Keywords: Cognitive behavioural therapies, anxiety disorders, outpatient treatment
Hypochondriacal Disorder
Hypochondriacal Disorder, or excessive health anxiety, involves persistent preoccupation with excessive worrying about having or getting a serious illness.1 The patients focus on physical symptoms, keep track of all bodily changes and usually misinterpret these as signs of a serious illness.1,2 The worry and bodily preoccupation persists despite appropriate medical evaluation and reassurance.2,3 The prevalence of Hypochondriacal Disorder varies greatly across studies, but has been found to be as high as 5.7% for lifetime Hypochondriacal Disorder, and 3.4% for current Hypochondriacal Disorder.2,4,5 The prevalence is substantially higher in primary care settings than in the general population.2 Of note, in the latest revision of the DSM (DSM-5), the diagnosis of Hypochondriacal Disorder or hypochondriasis has been replaced by illness anxiety disorder.

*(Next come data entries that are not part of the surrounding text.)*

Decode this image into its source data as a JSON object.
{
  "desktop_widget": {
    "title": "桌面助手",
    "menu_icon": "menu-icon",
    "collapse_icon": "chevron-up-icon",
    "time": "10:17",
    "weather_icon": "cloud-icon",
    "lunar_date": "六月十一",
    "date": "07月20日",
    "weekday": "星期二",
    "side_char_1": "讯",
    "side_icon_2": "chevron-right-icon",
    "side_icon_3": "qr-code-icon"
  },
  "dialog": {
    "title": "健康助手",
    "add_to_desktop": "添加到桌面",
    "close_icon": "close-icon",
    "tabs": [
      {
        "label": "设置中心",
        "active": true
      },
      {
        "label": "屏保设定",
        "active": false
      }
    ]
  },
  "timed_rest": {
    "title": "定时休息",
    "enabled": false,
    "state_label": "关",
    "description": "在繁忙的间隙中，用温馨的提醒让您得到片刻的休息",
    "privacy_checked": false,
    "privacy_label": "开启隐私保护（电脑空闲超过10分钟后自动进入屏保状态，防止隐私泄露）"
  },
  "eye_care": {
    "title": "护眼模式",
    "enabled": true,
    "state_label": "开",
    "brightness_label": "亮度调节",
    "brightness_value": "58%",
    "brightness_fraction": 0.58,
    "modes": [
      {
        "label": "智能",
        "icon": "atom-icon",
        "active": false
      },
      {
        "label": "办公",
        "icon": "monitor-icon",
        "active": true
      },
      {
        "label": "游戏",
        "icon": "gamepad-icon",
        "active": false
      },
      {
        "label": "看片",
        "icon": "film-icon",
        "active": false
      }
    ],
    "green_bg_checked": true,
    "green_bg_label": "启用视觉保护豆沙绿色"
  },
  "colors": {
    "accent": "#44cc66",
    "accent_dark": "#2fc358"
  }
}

Untreated Hypochondriacal Disorder has a significant negative impact on the life of the people affected, with studies showing higher levels of comorbidity, distress, functional impairment and increased risk of sick leave for patients reporting Hypochondriacal Disorder.5 Patients with Hypochondriacal Disorder also have a higher level of healthcare utilisation, up to 78% higher than patients with well-defined medical conditions.6,7 These findings indicate that not only has Hypochondriacal Disorder a major impact on the lives of those affected, but it also represents a considerable cost for society.8 This was supported by the finding in a large Norwegian population study that Hypochondriacal Disorder was a potent risk factor for future permanent disability pension.9
Treatment of Hypochondriacal Disorder
Hypochondriacal Disorder was long thought of as an untreatable, lifelong condition. However, over past decades several studies have shown beneficial short-term effect of cognitive–behavioural therapy (CBT) for Hypochondriacal Disorder10,11 but there is still a paucity of studies examining if treatment gains are maintained over time. To the best of our knowledge, only one study has followed patients with Hypochondriacal Disorder beyond 1.5 years after treatment completion.11–13 In a 5-year follow-up study of 444 UK patients with Hypochondriacal Disorder, Tyrer et al found CBT to be a highly effective treatment in reducing levels of health anxiety, as well as symptoms of anxiety and depression at follow-up.11
Study aim
Based on these considerations, the aim of the current study was to evaluate both the short- (18 months) and long-term (10 years) effect of CBT on Hypochondriacal Disorder across different mental health outcomes. The study has been registered at clinicaltrials.gov with the protocol identifier NCT00959452.
Method
Study design and participants
The study had an uncontrolled, repeated-measures design. Patients were selected from the Hypochondriac Clinic at Haraldsplass Deaconal Hospital, in Bergen, Norway, from 1996 to 2001. The clinic opened in 1995, only 1 day a week. The clinic receives patients from all of Norway after referral from general practitioners, medical specialists or psychologists. Patients from Bergen were offered 16 sessions of CBT whereas patients from other parts of Norway were offered fewer sessions. Before treatment the patients were diagnosed using the World Health Organization's Composite International Diagnostic Interview (CIDI),14 a structured interview for psychiatric disorders according to ICD-10.1 All patients fulfilled the diagnostic criteria for Hypochondriacal Disorder (F45.2)1 as their primary diagnosis. Patients were excluded if they had a serious somatic illness, had psychosis or were diagnosed with alcohol and/or substance misuse.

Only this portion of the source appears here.